クロスカントリースキーの説明

雪上を駆け抜けるスピード競技

クロスカントリースキーとは、雪原をスキーで滑るウィンタースポーツです。斜面を下るアルペンスキーに対して、クロスカントリースキーでは平地を進んだり急な坂を登ったりします。リフトを使うことはありません。

クロスカントリースキーは、アルペンやスノーボード、ジャンプ競技に比べて日本でのテレビ放映が少なく、一般の方の目に触れる機会は少ないため、マイナーなスポーツであると思われるかもしれません。しかし、オリンピック種目にもなっており、ヨーロッパやカナダでは人気のスポーツです。特に北欧(ノルウェー・スウェーデン・フィンランド)では、子供からお年寄りまで幅広い年齢層の人たちが日常的に楽しんでいます。

北日本の小学校では冬の体育の授業として行うところがあり、恩田選手がクロスカントリースキーを始めたのも小学校3年生での授業がきっかけでした。

ちなみに1990年代、荻原兄弟の活躍で注目を集めたノルディック複合はジャンプとクロスカントリースキーを組み合わせて競う競技です。

用具

コース中に平地や登りの多いクロスカントリースキーでは、使用する用具にも特徴があります。

板の幅はアルペンスキーの約半分で、金属のエッジが付いていないため非常に軽くしなやかなつくりになっています。また、スキーと靴はつま先のみが固定され、かかとは固定されていないのがアルペンスキーとの大きな違いです。かかとが上がることにより、平地や登りにおいても、非常にスピーディーに滑ることができます。

ポール(ストック)は肩の高さ近くまである長いものを使います。これはポールで雪面を押す力も大きな推進力になるためです。クロスカントリースキー選手は足だけでなく、腕も使ってスピードを出すのです。

走法

クロスカントリースキーには大きく2つの走法があります。クラシカルとスケーティングです。

クラシカルは雪上につけられた二本の溝の上を滑ります。スキーを交互にキックして進むため、板には滑るためのワックスと、キックするための滑り止めワックスの両方を塗ります。

スケーティングは、アイススケートのように交互に足を開いて進む走法です。スキーの歴史の中では後から考えられた滑り方で、クラシカルよりもスピードが出ます。

種目

クロスカントリースキーの競技は、クラシカルとフリー(スケーティング)の2つの走法に分かれるだけでなく、距離やスタート方法などにより様々な種目があります。

距離では、1.4kmほどのスプリント種目から50km以上滑る長距離系の種目まであり、大会ごとに開催される種目が異なります。もちろん距離だけでなく、コースのレイアウトやアップダウンも大会ごとに異なるため、選手はどんなコースにも柔軟に対応しなければなりません。

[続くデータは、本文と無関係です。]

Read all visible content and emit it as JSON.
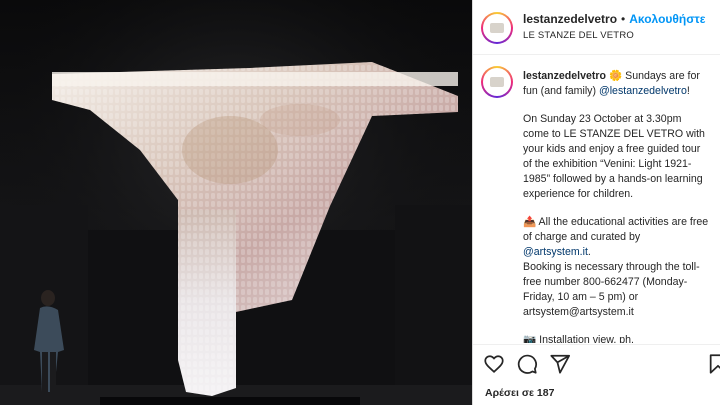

スタート方法は大きく2通りあります。一つは全員が同時にスタートするマススタートで、選手の駆け引きが見どころです。もう一つはインターバルスタートで、選手は30秒間隔で一人ずつスタートします。選手同士の接触が少ないため、平等にタイムを比較することができるスタート方法です。最後の選手がゴールするまで、結果がわからないところが見どころです。

これら個人競技の他に、リレー競技も行われます。4人でリレーする種目や、2人でチームを構成し、リレーをしながら交互に3回ずつ走るチームスプリントなどがあります。
国際大会では国別対抗で行うため、応援も大変盛り上がります。

恩田選手が得意とするのは個人戦のスプリント競技です。予選のタイムトライアル上位選手が準々決勝、準決勝と勝ち上がり決勝に出場できます。一日に複数本のレースをこなすため、体力的にも精神的にも強さが要求される競技です。